Используйте flatten, array_distinct
с функциями groupBy, collect_list
для этого случая.
Example:
df.show(10,False)
#+----+-----+---------------------------------------------------------+
#|year|month|json_col |
#+----+-----+---------------------------------------------------------+
#|2010|09 |[{"p_id":"vfdvtbe"}, {"p_id":"cdscs"}, {"p_id":"usdvwq"}]|
#|2010|09 |[{"p_id":"ujhbe"}, {"p_id":"cdscs"}, {"p_id":"yjev"}] |
#|2007|10 |[{"p_id":"ukerge"}, {"p_id":"ikrtw"}, {"p_id":"ikwca"}] |
#|2007|10 |[{"p_id":"unvwq"}, {"p_id":"cqwcq"}, {"p_id":"ikwca"}] |
#+----+-----+---------------------------------------------------------+
from pyspark.sql.types import *
from pyspark.sql.functions import *
schema = ArrayType(StructType(
[
StructField('p_id', StringType(), True)
]
))
df1=df.withColumn("ff",from_json(col("json_col"),schema)).\
select("year","month",expr('transform(ff , f -> f.p_id)').alias("tmp"))

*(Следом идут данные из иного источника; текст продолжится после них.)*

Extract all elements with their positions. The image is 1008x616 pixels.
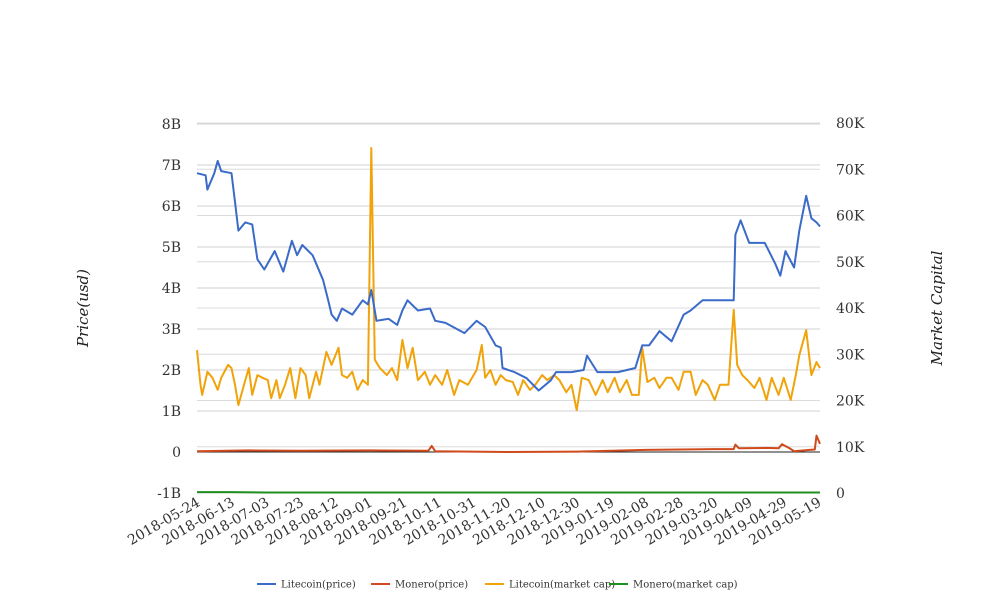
y-axis-right: 0 10K 20K 30K 40K 50K 60K 70K 80K: [836, 116, 865, 502]
x-axis: 2018-05-242018-06-132018-07-032018-07-23…: [125, 495, 824, 549]
y-axis-right-label: Market Capital: [928, 250, 946, 366]
y-left-tick-label: 3B: [162, 322, 181, 338]
y-right-tick-label: 20K: [836, 394, 865, 410]
y-right-tick-label: 0: [836, 486, 845, 502]
y-left-tick-label: 7B: [162, 158, 181, 174]
y-right-tick-label: 10K: [836, 440, 865, 456]
legend-label: Monero(market cap): [633, 580, 738, 591]
y-left-tick-label: 5B: [162, 240, 181, 256]
legend: Litecoin(price) Monero(price) Litecoin(mar…: [257, 580, 738, 591]
y-right-tick-label: 70K: [836, 162, 865, 178]
y-right-tick-label: 40K: [836, 301, 865, 317]
y-left-tick-label: 6B: [162, 199, 181, 215]
y-left-tick-label: 1B: [162, 404, 181, 420]
y-axis-left-label: Price(usd): [74, 269, 92, 348]
y-left-tick-label: 4B: [162, 281, 181, 297]
series-line-litecoin-price: [196, 159, 821, 392]
y-left-tick-label: 8B: [162, 117, 181, 133]
series-line-litecoin-market-cap: [196, 147, 821, 412]
gridlines: [197, 122, 820, 494]
y-axis-left: -1B 0 1B 2B 3B 4B 5B 6B 7B 8B: [157, 117, 181, 502]
y-left-tick-label: -1B: [157, 486, 181, 502]
series-lines: [196, 147, 821, 494]
y-right-tick-label: 50K: [836, 255, 865, 271]
legend-label: Monero(price): [395, 580, 468, 591]
y-right-tick-label: 60K: [836, 209, 865, 225]
y-right-tick-label: 80K: [836, 116, 865, 132]
series-line-monero-price: [196, 434, 821, 453]
legend-label: Litecoin(price): [281, 580, 356, 591]
legend-label: Litecoin(market cap): [509, 580, 615, 591]
y-left-tick-label: 2B: [162, 363, 181, 379]
y-left-tick-label: 0: [172, 445, 181, 461]
y-right-tick-label: 30K: [836, 347, 865, 363]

df1.groupBy("year","month").\
agg(to_json(array_distinct(flatten(collect_list(col("tmp"))))).alias("p_id")).\
show(10,False)
#+----+-----+-------------------------------------------+
#|year|month|p_id |
#+----+-----+-------------------------------------------+
#|2010|09 |["vfdvtbe","cdscs","usdvwq","ujhbe","yjev"]|
#|2007|10 |["ukerge","ikrtw","ikwca","unvwq","cqwcq"] |
#+----+-----+-------------------------------------------+